Toch geen erfbelasting voor oude vruchtgebruiken

De afgelopen weken stond het vruchtgebruik dankzij een uitzending van Tros Radar weer volop in de belangstelling. Ook Geld en Recht besteedde in het verleden aandacht aan dit onderwerp. Op 18 oktober jongstleden kwam de staatssecretaris met de staart tussen benen terug op het besluit van zijn voorganger. Eind goed al goed, of … ?

Jan Blokker schreef ooit: "Politiek is één groot complot tegen eenvoudige sukkels als u en ik." Wie de wispelturigheid van de staatssecretaris van Financiën en een aantal parlementariërs met betrekking tot de fiscale behandeling van het vruchtgebruik heeft gevolgd, zal Blokker gaan geloven.

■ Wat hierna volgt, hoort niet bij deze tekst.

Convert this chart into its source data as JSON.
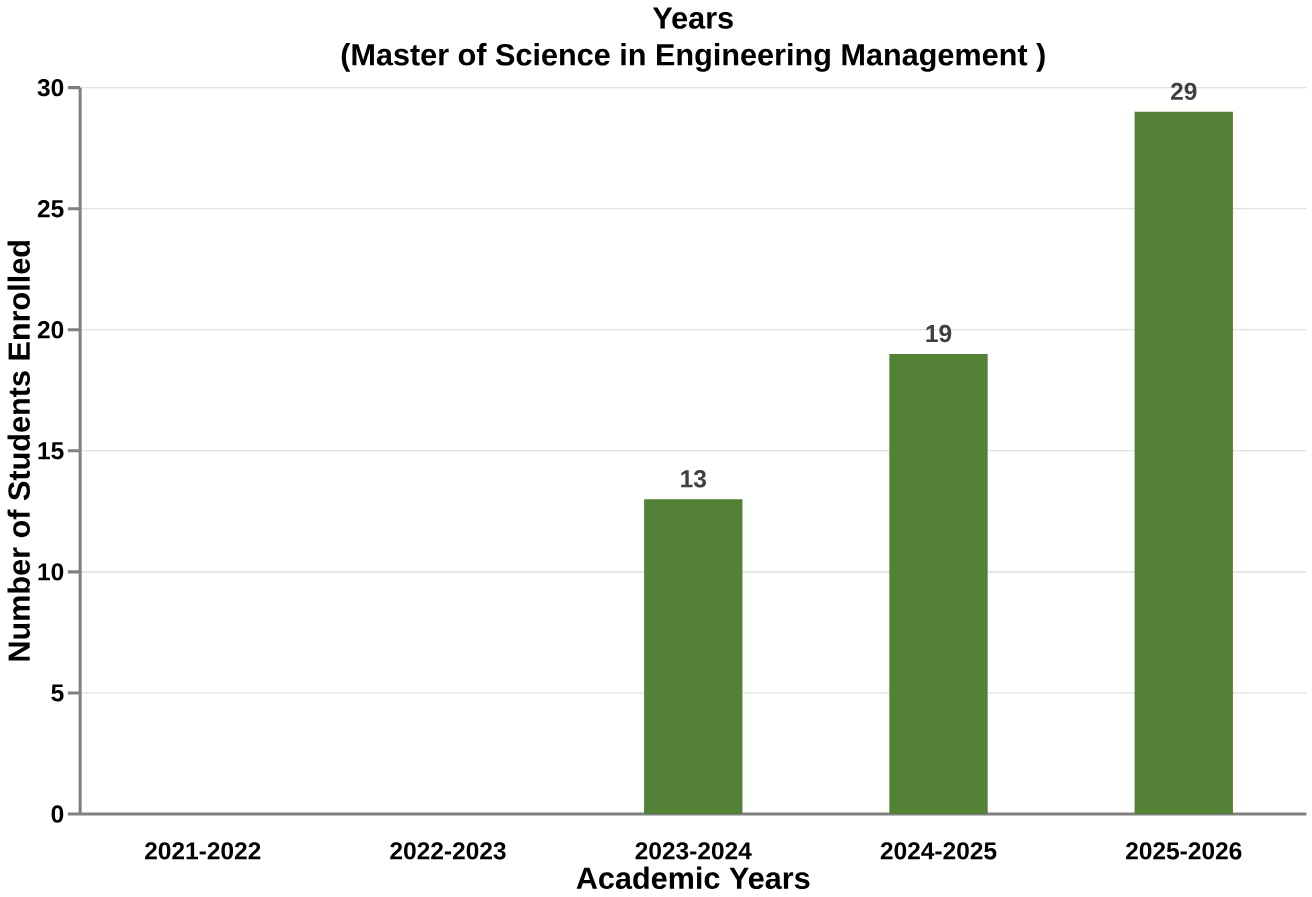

Wat is er aan de hand? Op 14 april 2008 maakte de toenmalige staatssecretaris van Financiën bekend dat hij het successierecht zodanig zou hervormen dat belastingadviseurs, notarissen en estate planners hun ‘truukjes’ niet meer konden toepassen. Want die truukjes kostten de schatkist te veel geld. Het duurde echter tot juli 2009 voordat hij zijn plannen bekend maakte. In de maanden die er op volgden, kwam er veel kritiek op de plannen, maar onze staatssecretaris, moest en zou de wet door de Tweede Kamer jassen. De staatssecretaris beloofde keer op keer “Fors hogere vrijstellingen, fors lagere tarieven en aanpakken van constructies”. Niets was minder waar!
Het is mij twee keer gelukt het ministerie te dwingen de plannen te wijzigen. De eerste keer ging het om de erfbelasting die kleinkinderen verschuldigd zouden zijn.

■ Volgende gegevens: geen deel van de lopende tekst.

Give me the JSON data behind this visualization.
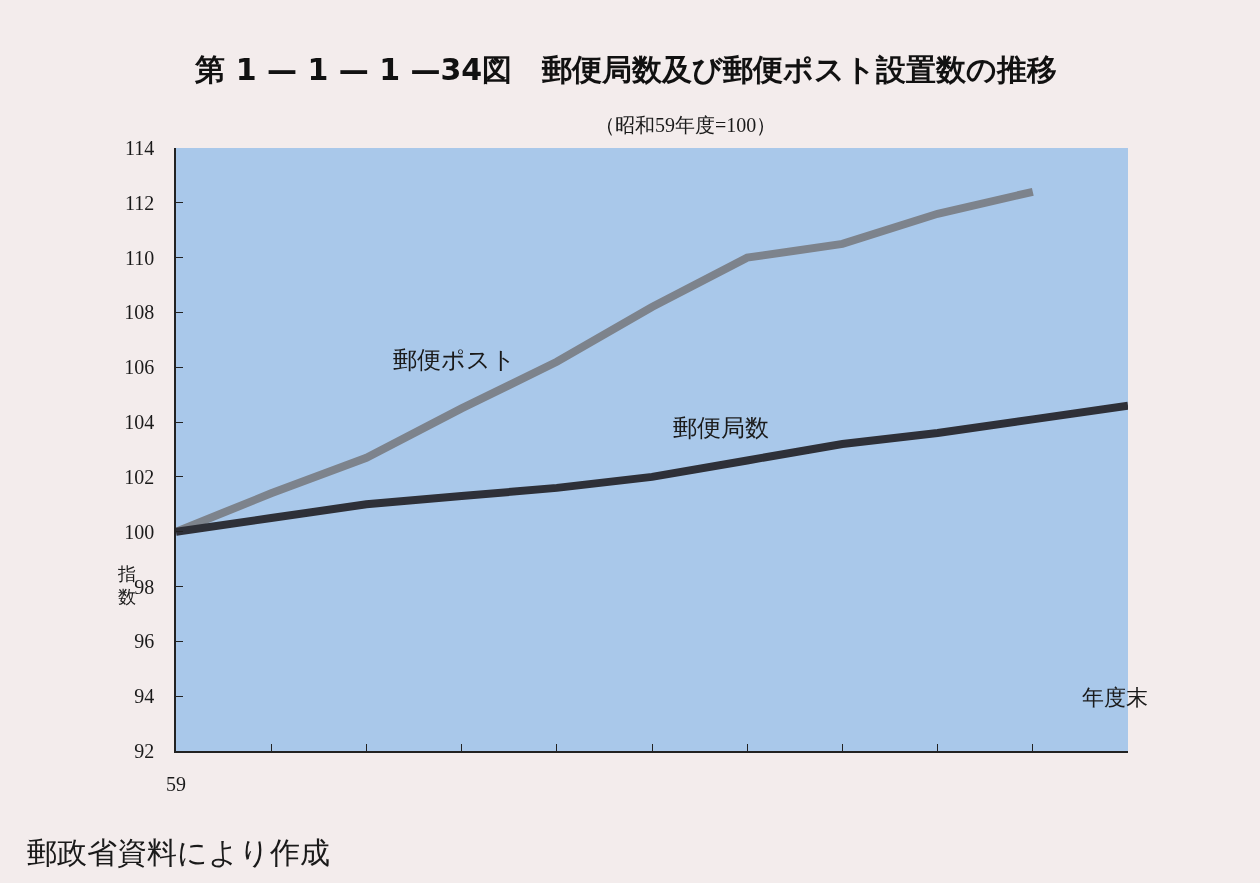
{
  "chart_data": {
    "type": "line",
    "title": "第 1 — 1 — 1 —34図　郵便局数及び郵便ポスト設置数の推移",
    "subtitle": "（昭和59年度=100）",
    "xlabel": "年度末",
    "ylabel": "指数",
    "annotations": [
      "郵政省資料により作成"
    ],
    "categories": [
      "59",
      null,
      null,
      null,
      null,
      null,
      null,
      null,
      null,
      null,
      null
    ],
    "series": [
      {
        "name": "郵便ポスト",
        "color": "#7d838c",
        "values": [
          100,
          101.4,
          102.7,
          104.5,
          106.2,
          108.2,
          110.0,
          110.5,
          111.6,
          112.4,
          null
        ]
      },
      {
        "name": "郵便局数",
        "color": "#2e3038",
        "values": [
          100,
          100.5,
          101.0,
          101.3,
          101.6,
          102.0,
          102.6,
          103.2,
          103.6,
          104.1,
          104.6
        ]
      }
    ],
    "ylim": [
      92,
      114
    ],
    "yticks": [
      92,
      94,
      96,
      98,
      100,
      102,
      104,
      106,
      108,
      110,
      112,
      114
    ],
    "grid": false,
    "marker": "none",
    "line_style": "solid"
  }
}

Na het artikel in het Algemeen Dagblad (lees artikel) stelde het ministerie haar plannen bij. De tweede keer ging het om samenwoners; ook zij dreigden het kind van de rekening te worden. Een artikel in de Telegraaf (lees artikel) zorgde gelukkig voor aanpassing van het wetsvoorstel. Ook de vruchtgebruik problematiek bracht ik samen met een aantal andere deskundigen per brief (lees brief) onder de aandacht van het ministerie én het parlement. Maar omdat de staatssecretaris ‘zijn wet’ persé op 1 januari 2010 ingevoerd wilde hebben en omdat het CDA en de PvdA het toenmalige kabinet in het zadel wilde houden, werden onze bezwaren ter zijde gelegd. Ik heb na de inwerkingtreding van de gewijzigde successiewet deze kwestie via de Telegraaf onder de aandacht gebracht (lees artikel), maar ook toen kreeg ik nul op het rekest.

Trucje?
Waar ging het eigenlijk om? Om successierechten te besparen, droegen veel ouders in het verleden hun woning over aan hun kinderen en behielden zij zich het vruchtgebruik voor. Hierdoor hadden de ouders het genot van de woning en konden de kinderen de ouders niet het huis uitzetten als bijvoorbeeld de familieverhoudingen later verstoord waren. Na het overlijden van de ouders, eindigde het genot en konden de kinderen de woning leeg en ontruimd voor een hogere waarde dan de oorspronkelijke bloot-eigendomwaarde verkopen. U zou dit een truukje kunnen noemen. Maar in 1964 kwam het ministerie van Financiën met een besluit: als de ouders en de kinderen zich aan bepaalde regels hielden, zou de fiscus minder successierecht heffen ingeval van overlijden van de ouders. Sinds 1964 zijn er tienduizenden ouders geweest die – met het besluit uit 1964 in het achterhoofd – hun woning overdroegen aan de kinderen. Vindt u dit nog steeds een truukje? Eind 2009 trok de staatssecretaris van Financiën het besluit zonder overgangsmaatregel in; de burgers hadden pech gehad. De Vereniging Eigen Huis gaf de staatssecretaris om mij onbegrijpelijke reden groot gelijk.

Tros Radar
Het meest zure dat de geschiedenis ons toont, is dat zowel het ministerie als onze volksvertegenwoordigers gevoeliger zijn voor de krant of een televisiecamera dan de kracht van de door mij en andere deskundigen genoemde argumenten. In het nieuwsbericht van het ministerie van Financiën is te lezen: “Omdat bij de herziening van de Successiewet geen rekening is gehouden met deze groep vindt Staatssecretaris Weekers het logisch om alsnog een overgangsregeling in te voeren. Hij wil dat mensen die voor 1 januari 2010 onder de oude regeling vielen hier gebruik van kunnen blijven maken.”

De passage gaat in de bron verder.